The final section should look like this:

    #undef <parser_name>error
    #undef yyerror
    
    int
    <parser_name>error (const char *s)
    {
        yyerror(s);
        return 0;
    }

That's it!


Building
--------

To convert the XML to the various .def, .h, and Makefile.syntax, you
need to be in defs/.  You should have a Java interpreter in your
PATH.  Development so far has been done with the 1.3.1 JDK from Sun,
at http://java.sun.com/.

The defs/Makefile file starts by compiling the Java source, and
then it produces include/*.def, and then it creates attribute_tab.h,
class_tab.h, syntax_tab.h, and Makefile.syntax in the defs/ directory.

It is still possible to get mysterious "null exception caught"
abnormal terminations.  If this happens, you can either debug the Java
to figure out what went wrong, or examine your recent XML changes.  

I recomend making small changes for this reason!

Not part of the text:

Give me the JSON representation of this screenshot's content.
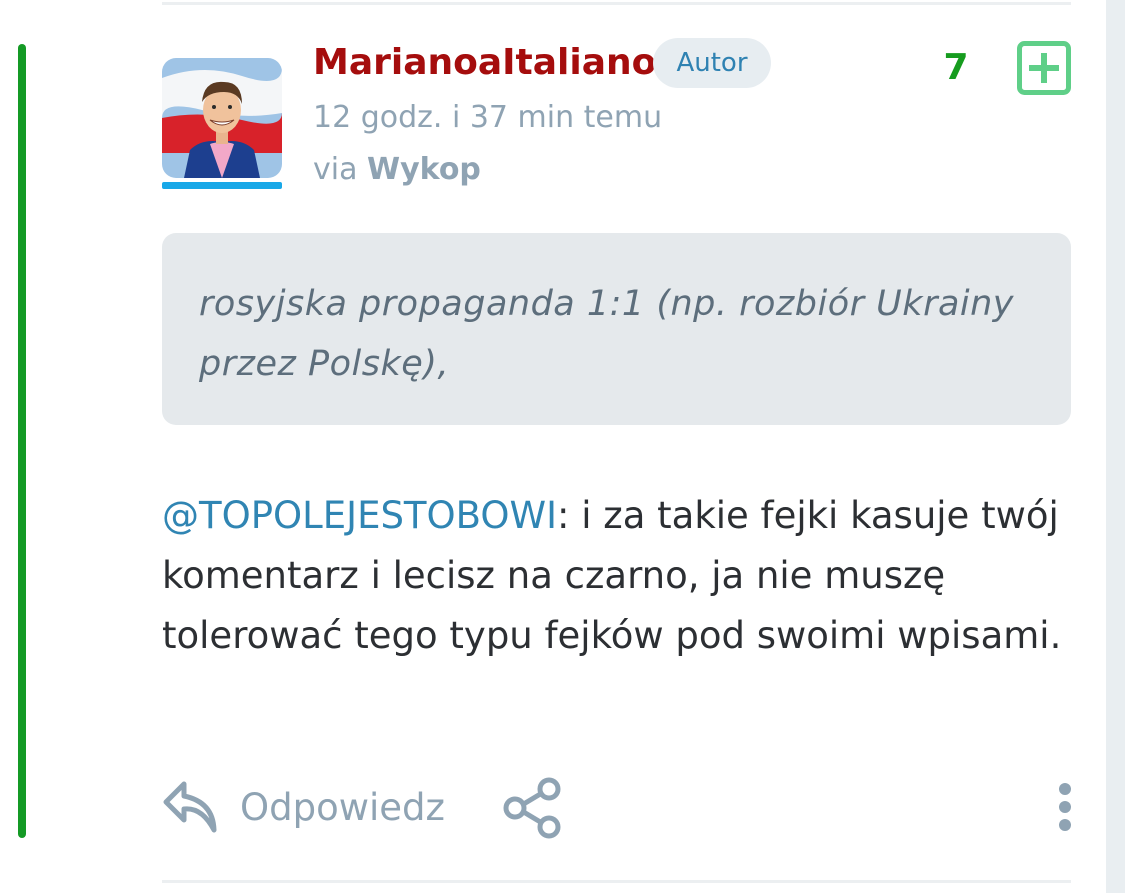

At that point, you can build the rest of RIP with the new defintions.


Table Changes
-------------

Any new attributes that need to be searched must be added to the
scripts in bin/load/SQL.  Please use the entries there as a model for
new attributes.


Update Changes
--------------

As with table changes, the easiest way to define the updates to a new
class is to model them on an existing class.  For instance, the irt
updates were modeled after the mntner updates.  In such a case, you
can copy the definitions from the similar class in the XML files, and
modify them as necessary.

Also you need to do some modifications in modules/ud/ud_core.c and
modules/ud/ud_comrol.[ch]:

- ud_core.c modifications are limited to create_dummy() function.
  This is needed if an object of the new class can be referenced (like
  person or mntner objects).  To allow the database system
  automatically resolve such reference when the referenced object is
  not present in the database a dummy object is created.  Please
  follow the logic implemented for the existing classes.

- ud_comrol.[ch] modification are needed to include the new class in
  transaction commit/rollback scheme. 
  
  1) An array containing names of the tables that may be affected by
     processing an object of this class needs to be defined (t_cc[],
     where cc is the class code).  The array has the following format:
     first come tables that may be affected when dummy object is
     created to resolve references.  For example, if one creates a
     inetnum object that has no corresponding admin-c, tech-c, mnt-by,
     etc., dummy records will be created in person_role table and
     mntner table.  We need to clean them up.  Secondly (starting with
     TAB_START) come tables that may be affected by the object itself.
     Basically it is a list of all possible attributes of the object
     of the type that are stored in the db.  This may be also derived
     from xml in the future.  And NULL is a delimiter; it is also used
     for padding.

  2) If an object of this class can be referenced an array containing
     names of the "auxiliary" tables (like mnt_by, admin_c, etc.)
     needs to be defined.

  3) In case of 2) UD_check_ref() function also needs to be modified
     to check that object is not referenced when performing a
     deletion.  The easiest way to do this is to follow the logic
     implemented for person and mntner classes.

In modules/df the defs.c file needs to be modified to include the new
class in Type2main[] and Filter_names[] arrays.


Query Changes
-------------

The server currently compares the key submitted to Whois for query
with the definitions in the WK (or "which keytype") module.  This
allows the server to optimise queries, for example by not looking in
the person table if the query is "128.0.0.1".  When a new class is
added that has a new key, the modules/wk/which_keytypes.c and 
modules/wk/which_keytypes.h files need to be updated to add the
appropriate pattern and symbol.